The platform performs reliably, and we have experienced minimal disruptions or downtime. This stability has been crucial for maintaining consistent monitoring and ensuring that our observability needs are met without interruption.
What do I think about the scalability of the solution?
Datadog is generally scalable, allowing us to handle and display thousands of custom metrics efficiently. However, we’ve encountered some limitations in the table visualization view, particularly when working with around 10,000 data points. In those cases, the search functionality doesn’t always return all valid results, which can hinder detailed analysis.
How are customer service and support?
Datadog's customer support plays a crucial role in easing the initial setup process.
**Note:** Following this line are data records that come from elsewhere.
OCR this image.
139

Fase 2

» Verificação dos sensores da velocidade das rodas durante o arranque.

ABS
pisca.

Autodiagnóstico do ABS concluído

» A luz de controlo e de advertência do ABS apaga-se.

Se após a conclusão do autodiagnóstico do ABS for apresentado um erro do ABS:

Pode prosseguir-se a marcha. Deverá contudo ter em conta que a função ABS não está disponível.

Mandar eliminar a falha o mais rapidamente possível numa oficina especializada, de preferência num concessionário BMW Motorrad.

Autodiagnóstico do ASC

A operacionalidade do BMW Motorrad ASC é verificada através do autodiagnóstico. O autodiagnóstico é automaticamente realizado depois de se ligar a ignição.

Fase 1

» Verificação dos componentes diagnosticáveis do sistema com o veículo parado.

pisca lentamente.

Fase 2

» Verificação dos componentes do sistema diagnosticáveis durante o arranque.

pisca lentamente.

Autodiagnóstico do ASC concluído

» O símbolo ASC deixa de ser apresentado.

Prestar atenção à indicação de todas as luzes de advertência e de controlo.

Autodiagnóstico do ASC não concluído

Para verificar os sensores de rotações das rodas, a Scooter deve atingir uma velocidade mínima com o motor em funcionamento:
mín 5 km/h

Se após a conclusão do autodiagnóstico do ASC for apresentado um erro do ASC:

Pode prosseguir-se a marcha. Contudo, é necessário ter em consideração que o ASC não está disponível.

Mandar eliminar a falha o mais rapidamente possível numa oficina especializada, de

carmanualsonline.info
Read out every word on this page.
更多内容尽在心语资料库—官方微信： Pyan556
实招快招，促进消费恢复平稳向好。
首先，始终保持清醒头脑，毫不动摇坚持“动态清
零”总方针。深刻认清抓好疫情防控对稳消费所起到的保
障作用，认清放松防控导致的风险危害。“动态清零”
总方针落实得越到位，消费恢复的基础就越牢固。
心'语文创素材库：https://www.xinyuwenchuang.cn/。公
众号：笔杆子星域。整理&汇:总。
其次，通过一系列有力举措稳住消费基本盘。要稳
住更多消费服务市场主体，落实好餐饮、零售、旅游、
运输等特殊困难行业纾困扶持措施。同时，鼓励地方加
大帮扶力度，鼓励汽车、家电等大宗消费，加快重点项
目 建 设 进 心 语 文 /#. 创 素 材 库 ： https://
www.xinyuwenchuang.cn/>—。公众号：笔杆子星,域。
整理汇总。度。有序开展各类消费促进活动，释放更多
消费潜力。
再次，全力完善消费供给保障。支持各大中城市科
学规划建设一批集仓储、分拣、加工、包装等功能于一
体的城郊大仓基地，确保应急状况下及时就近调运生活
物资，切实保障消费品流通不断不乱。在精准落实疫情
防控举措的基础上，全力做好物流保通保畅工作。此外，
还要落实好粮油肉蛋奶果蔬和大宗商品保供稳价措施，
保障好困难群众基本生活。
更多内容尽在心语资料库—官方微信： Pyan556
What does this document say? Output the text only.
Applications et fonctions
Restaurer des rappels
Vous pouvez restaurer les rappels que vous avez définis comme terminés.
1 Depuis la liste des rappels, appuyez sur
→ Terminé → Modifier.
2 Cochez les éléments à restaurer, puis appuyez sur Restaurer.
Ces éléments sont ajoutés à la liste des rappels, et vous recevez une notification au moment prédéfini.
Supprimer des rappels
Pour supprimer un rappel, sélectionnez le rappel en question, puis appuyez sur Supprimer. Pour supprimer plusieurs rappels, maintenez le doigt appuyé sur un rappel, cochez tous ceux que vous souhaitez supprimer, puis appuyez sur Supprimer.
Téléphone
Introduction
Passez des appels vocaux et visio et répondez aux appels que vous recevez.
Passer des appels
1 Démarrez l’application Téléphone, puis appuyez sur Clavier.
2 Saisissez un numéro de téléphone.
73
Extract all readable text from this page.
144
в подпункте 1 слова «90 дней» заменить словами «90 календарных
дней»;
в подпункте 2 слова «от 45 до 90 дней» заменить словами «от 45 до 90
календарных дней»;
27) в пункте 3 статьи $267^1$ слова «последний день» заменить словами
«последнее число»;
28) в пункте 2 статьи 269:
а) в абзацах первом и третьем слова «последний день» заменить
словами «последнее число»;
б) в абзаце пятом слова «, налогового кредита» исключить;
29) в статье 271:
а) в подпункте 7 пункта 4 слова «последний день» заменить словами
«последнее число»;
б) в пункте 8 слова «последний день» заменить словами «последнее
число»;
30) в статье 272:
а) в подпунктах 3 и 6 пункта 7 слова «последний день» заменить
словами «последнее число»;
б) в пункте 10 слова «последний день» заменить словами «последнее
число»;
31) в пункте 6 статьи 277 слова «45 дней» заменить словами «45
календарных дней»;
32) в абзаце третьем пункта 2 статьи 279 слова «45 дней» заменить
Their team is proactive in assisting with metric configuration, providing valuable examples, and helping us navigate the setup challenges effectively. This support significantly mitigates the complexity of the initial setup.
Which solution did I use previously and why did I switch?
We used New Relic before.
How was the initial setup?
The initial setup of Datadog can be somewhat complex, primarily due to the learning curve associated with configuring each metric field correctly for optimal data visualization. It often requires careful attention to detail and a good understanding of each option to achieve the desired graphs and insights
What about the implementation team?
We implemented the solution in-house.